Testar ou não testar o PCN, eis a questão 

Testar ou não testar o PCN, eis a questão A eficácia de um sólido Programa de Continuidade de Negócios só pode ser aferida de uma forma, testando o PCN repetidas vezes no modelo de melhoria contínua – PDCA.

Num teste bem planejado podem e devem ser validadas: as premissas assumidas, os recursos críticos necessários, as estratégias de recuperação estabelecidas, os tempos de recuperação (MTPD e RTO), perda máxima de dados (RPO), a qualificação dos participantes, a qualidade dos planos documentados etc. uma lista extensa de objetivos que mediante indicadores (KPIs) auxiliarão na avaliação das tendências do nosso programa, de melhoria ou não.

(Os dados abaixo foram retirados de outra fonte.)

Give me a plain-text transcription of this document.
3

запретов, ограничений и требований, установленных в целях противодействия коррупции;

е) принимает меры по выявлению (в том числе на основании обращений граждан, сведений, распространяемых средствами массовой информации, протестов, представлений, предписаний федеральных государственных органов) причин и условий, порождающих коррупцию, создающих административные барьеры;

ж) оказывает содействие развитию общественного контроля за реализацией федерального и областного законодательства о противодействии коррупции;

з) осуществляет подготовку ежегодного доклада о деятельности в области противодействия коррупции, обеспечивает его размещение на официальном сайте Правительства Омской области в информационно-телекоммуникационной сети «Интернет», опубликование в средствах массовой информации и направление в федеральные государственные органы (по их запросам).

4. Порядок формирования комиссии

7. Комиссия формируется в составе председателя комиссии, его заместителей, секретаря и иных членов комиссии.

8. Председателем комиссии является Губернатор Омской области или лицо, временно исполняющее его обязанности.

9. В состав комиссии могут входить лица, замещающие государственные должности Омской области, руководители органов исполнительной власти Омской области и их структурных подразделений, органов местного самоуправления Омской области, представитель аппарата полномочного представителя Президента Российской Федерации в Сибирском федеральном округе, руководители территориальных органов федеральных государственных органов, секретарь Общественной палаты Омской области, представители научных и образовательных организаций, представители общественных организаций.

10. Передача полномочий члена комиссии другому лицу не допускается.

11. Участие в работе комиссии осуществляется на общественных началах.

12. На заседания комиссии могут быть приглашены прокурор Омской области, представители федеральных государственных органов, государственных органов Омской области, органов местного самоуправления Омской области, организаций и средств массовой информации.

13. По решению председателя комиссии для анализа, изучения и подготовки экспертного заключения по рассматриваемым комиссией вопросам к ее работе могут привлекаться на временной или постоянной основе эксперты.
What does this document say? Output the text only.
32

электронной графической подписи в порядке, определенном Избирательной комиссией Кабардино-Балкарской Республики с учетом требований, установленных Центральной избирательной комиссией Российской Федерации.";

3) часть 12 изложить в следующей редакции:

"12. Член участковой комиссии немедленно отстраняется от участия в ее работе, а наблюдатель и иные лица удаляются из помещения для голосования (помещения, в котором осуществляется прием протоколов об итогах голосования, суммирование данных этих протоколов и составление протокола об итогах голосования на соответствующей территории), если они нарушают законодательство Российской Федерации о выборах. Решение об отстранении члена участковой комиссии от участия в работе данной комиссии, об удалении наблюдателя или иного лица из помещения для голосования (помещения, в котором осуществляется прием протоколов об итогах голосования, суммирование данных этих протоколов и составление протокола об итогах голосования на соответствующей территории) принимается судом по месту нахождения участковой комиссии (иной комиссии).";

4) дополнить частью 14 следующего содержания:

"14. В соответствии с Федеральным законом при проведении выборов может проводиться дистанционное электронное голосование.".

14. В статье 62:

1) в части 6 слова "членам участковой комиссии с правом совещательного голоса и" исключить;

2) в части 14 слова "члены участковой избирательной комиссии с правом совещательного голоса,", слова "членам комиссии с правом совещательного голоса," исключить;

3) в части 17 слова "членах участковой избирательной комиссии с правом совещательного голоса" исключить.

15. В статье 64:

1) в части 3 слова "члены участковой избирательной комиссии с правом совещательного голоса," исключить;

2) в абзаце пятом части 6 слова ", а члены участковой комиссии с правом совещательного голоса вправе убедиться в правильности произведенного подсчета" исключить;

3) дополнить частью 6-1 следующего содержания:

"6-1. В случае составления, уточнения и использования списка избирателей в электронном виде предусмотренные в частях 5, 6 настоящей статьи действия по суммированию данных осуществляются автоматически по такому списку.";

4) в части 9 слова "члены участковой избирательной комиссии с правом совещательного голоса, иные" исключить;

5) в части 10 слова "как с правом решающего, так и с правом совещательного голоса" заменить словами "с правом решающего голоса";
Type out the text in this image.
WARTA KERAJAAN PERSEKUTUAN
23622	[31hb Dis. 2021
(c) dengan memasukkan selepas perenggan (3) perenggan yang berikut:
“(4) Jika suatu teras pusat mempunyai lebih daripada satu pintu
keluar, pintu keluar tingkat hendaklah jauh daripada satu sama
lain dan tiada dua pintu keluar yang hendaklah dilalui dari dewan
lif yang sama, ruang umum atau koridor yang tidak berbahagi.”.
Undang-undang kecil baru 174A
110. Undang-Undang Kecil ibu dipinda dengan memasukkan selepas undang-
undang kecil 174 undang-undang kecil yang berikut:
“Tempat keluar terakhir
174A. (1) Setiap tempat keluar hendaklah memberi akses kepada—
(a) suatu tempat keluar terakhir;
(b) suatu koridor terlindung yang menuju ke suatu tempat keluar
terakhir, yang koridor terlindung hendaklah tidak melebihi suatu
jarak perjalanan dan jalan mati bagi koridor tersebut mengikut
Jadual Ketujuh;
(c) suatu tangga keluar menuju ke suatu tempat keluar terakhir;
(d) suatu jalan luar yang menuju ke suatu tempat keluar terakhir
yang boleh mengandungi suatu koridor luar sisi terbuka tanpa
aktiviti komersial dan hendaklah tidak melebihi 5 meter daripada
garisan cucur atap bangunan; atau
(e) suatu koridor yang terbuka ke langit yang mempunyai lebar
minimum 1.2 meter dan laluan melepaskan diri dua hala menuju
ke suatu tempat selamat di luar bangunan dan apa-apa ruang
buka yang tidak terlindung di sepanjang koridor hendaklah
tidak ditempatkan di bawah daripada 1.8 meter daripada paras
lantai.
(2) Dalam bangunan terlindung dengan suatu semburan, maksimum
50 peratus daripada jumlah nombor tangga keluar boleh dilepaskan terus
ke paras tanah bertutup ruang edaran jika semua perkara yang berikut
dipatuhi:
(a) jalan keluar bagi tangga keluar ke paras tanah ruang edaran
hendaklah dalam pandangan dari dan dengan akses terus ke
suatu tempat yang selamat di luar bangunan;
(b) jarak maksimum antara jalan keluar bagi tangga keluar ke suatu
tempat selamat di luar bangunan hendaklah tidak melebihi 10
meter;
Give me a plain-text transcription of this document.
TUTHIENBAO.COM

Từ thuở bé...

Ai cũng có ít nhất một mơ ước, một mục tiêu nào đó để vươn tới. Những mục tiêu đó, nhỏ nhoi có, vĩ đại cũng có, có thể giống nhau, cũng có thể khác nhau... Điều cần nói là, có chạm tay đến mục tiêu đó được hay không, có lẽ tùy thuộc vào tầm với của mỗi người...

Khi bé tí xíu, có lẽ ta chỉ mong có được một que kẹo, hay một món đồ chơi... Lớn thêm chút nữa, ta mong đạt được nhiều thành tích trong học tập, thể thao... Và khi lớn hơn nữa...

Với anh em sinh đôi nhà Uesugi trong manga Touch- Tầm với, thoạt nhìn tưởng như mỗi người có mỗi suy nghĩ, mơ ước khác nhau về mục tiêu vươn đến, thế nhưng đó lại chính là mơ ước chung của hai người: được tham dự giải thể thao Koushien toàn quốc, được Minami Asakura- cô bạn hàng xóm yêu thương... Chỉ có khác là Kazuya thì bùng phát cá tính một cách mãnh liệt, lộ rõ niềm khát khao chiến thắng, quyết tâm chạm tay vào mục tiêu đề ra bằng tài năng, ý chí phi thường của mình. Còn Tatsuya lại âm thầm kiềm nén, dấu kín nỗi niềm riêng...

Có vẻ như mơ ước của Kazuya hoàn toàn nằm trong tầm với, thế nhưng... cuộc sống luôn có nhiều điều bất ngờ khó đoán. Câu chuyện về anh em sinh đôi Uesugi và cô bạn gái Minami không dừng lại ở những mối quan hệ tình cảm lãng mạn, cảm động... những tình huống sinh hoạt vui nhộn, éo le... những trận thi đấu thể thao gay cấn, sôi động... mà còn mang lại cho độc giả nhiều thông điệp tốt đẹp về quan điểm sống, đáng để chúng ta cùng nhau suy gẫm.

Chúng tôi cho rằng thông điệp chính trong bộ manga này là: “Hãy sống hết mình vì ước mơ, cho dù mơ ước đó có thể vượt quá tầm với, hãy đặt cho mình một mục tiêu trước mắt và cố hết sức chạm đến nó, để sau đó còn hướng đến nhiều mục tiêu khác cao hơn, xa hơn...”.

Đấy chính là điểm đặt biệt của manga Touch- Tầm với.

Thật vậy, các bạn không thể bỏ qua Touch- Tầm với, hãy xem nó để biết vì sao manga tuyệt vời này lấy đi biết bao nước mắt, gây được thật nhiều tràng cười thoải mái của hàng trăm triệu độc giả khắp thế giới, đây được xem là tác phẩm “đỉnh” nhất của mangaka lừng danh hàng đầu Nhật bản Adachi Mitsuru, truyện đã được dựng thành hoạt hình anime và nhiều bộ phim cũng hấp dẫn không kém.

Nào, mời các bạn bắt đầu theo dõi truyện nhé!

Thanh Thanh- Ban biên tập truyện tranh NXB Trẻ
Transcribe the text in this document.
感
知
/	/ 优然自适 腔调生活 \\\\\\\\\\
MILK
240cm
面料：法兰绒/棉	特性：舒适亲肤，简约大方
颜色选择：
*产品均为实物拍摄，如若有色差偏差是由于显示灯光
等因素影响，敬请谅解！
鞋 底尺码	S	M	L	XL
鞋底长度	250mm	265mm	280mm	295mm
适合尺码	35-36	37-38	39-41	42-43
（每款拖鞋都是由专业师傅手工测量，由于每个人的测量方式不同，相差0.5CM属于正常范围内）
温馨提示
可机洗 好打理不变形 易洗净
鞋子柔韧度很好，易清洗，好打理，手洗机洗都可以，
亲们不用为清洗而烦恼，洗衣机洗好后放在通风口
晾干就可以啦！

Esta análise de tendência está prevista na ISO 22301 – Segurança da sociedade — Sistema de gestão de continuidade de negócios — Requisitos no parágrafo 9.1.1 “agir, quando necessário, para endereçar tendências adversas ou resultados antes que …”

O parágrafo seguinte diz “manter informações relevantes como evidência dos resultados”.

Testar ou não testar o PCN, eis a questão

Ou seja, não adianta somente dizer que testou, tem que comprovar que testou e mais, que o teste produziu os resultados esperados.

Testar adequadamente o PCN, incluindo o DRP, não é nada diferente do que implantar o PCN, requer capacitação e muito planejamento.   Para nos auxiliar nesta tarefa temos uma outra norma, complementar à ISO 22301, a ISO 22398:2013 – Societal Security – Guidelines for Exercises que nos fornece os passos necessários para implantar um bom programa de exercícios objetivando a melhoria contínua.   Nosso curso Planejamento, Execução e Avaliação de Exercícios é baseado nesta norma.

A STROHL Brasil está executando um projeto de PCN em uma grande seguradora multinacional onde uma das componentes de risco a serem avaliadas é a Cadeia de Fornecedores.   Parte da documentação solicitada aos fornecedores são as evidências do último teste de PCN realizado no escopo do serviço contratado pela seguradora aos fornecedores.   Evidências, e não é necessário explicar muito, podem ser: print screen de telas, relatórios, logs de acesso, extratos, comprovantes de transações etc. qualquer profissional com o mínimo de bom senso sabe o que está sendo solicitado.

Esta solicitação é bastante clara e assim como os seus entregáveis.   Pois bem, estamos há mais de um mês rodando em círculos e até o momento NENHUM fornecedor apresentou evidências minimamente satisfatórias.   Justificativas de todas as naturezas, desde a empresa estar certificada em alguma norma que não de continuidade de negócios (27001 por exemplo) ou outro escopo de certificação (o faturamento é que está certificado), a respostas quase infantis “asseguramos que numa situação de contingência empreenderemos os maiores esforços de forma a restabelecer os serviços o mais rapidamente possível”, ou seja, não se comprometeu com absolutamente nada.

Então você já sabe, Testar ou não testar o PCN não é uma opção, você precisa provar que tem PCN e que o PCN funciona satisfatoriamente, testando, testando e testando e, guardando as evidências.   Um dia elas serão necessárias.

E.T.: e de nada adianta testar repetidamente a mesma coisa.